Over 300,000 people sign petitions saying no to tax data sell off

Open Rights Group, 38 Degrees and SumofUs handed in petitions to HMRC today, calling for an end to plans to sell access to taxpayers’ personal data. The campaign groups were also joined by Liberal Democrat MP, Julian Huppert who said HMRC proposals, ‘could seriously undermine the confidentiality we expect’.

Over 300,000 people have signed the petitions since it was revealed last month that HMRC was considering sharing anonymised tax data with third parties including companies, researchers and public bodies. The news followed the suspension of the Government’s care.data project, which was delayed because of concerns about privacy breaches.

The campaign groups are concerned that as citizens are compelled to give HMRC personal information, it is very difficult to give or withdraw consent about what happens to their data. HMRC has statutory limitations on data sharing that go beyond normal data protection laws. The suggested proposals would weaken these limitations, giving HMRC new data sharing powers that could potentially undermine taxpayer confidentiality. 

Julian Huppert, Liberal Democrat MP for Cambridge said:

‘Personal data can be very revealing, showing off a huge amount about who we are and what we do.
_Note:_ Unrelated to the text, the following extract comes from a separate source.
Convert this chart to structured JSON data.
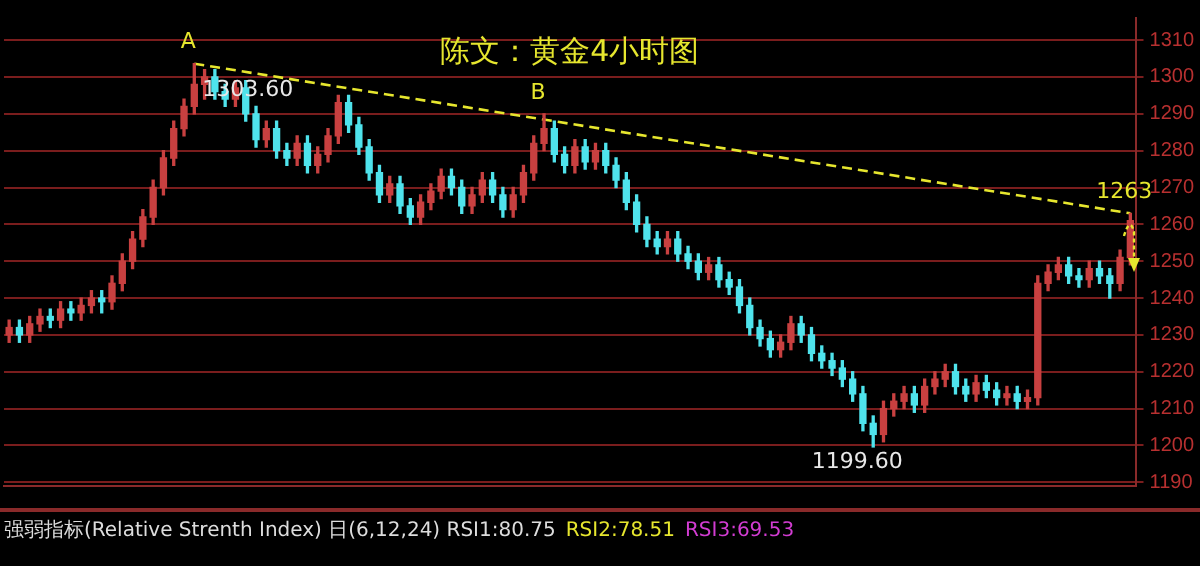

HMRC should rethink their plans to sell this data off to private companies. People don’t have choice when it comes to sharing personal data with the tax office but they should be able to refuse to have it shared with other companies or public bodies. HMRC’s proposals could seriously undermine the confidentiality we expect.’

Jim Killock, Executive Director of Open Rights Group said:

”The government may claim that it will be anonymous but it’s impossible to guarantee that data won’t be re-identifiable. We have a right to know how the government is going to use our data and who it wants to share it with.’

Susannah Compton, Campaigner, 38 Degrees said:

‘Over a quarter of a million 38 Degrees members have now spoken out against these plans – and still there is no sign of a rethink or a proper consultation from HMRC. We hope that HMRC will listen, engage and reconsider.’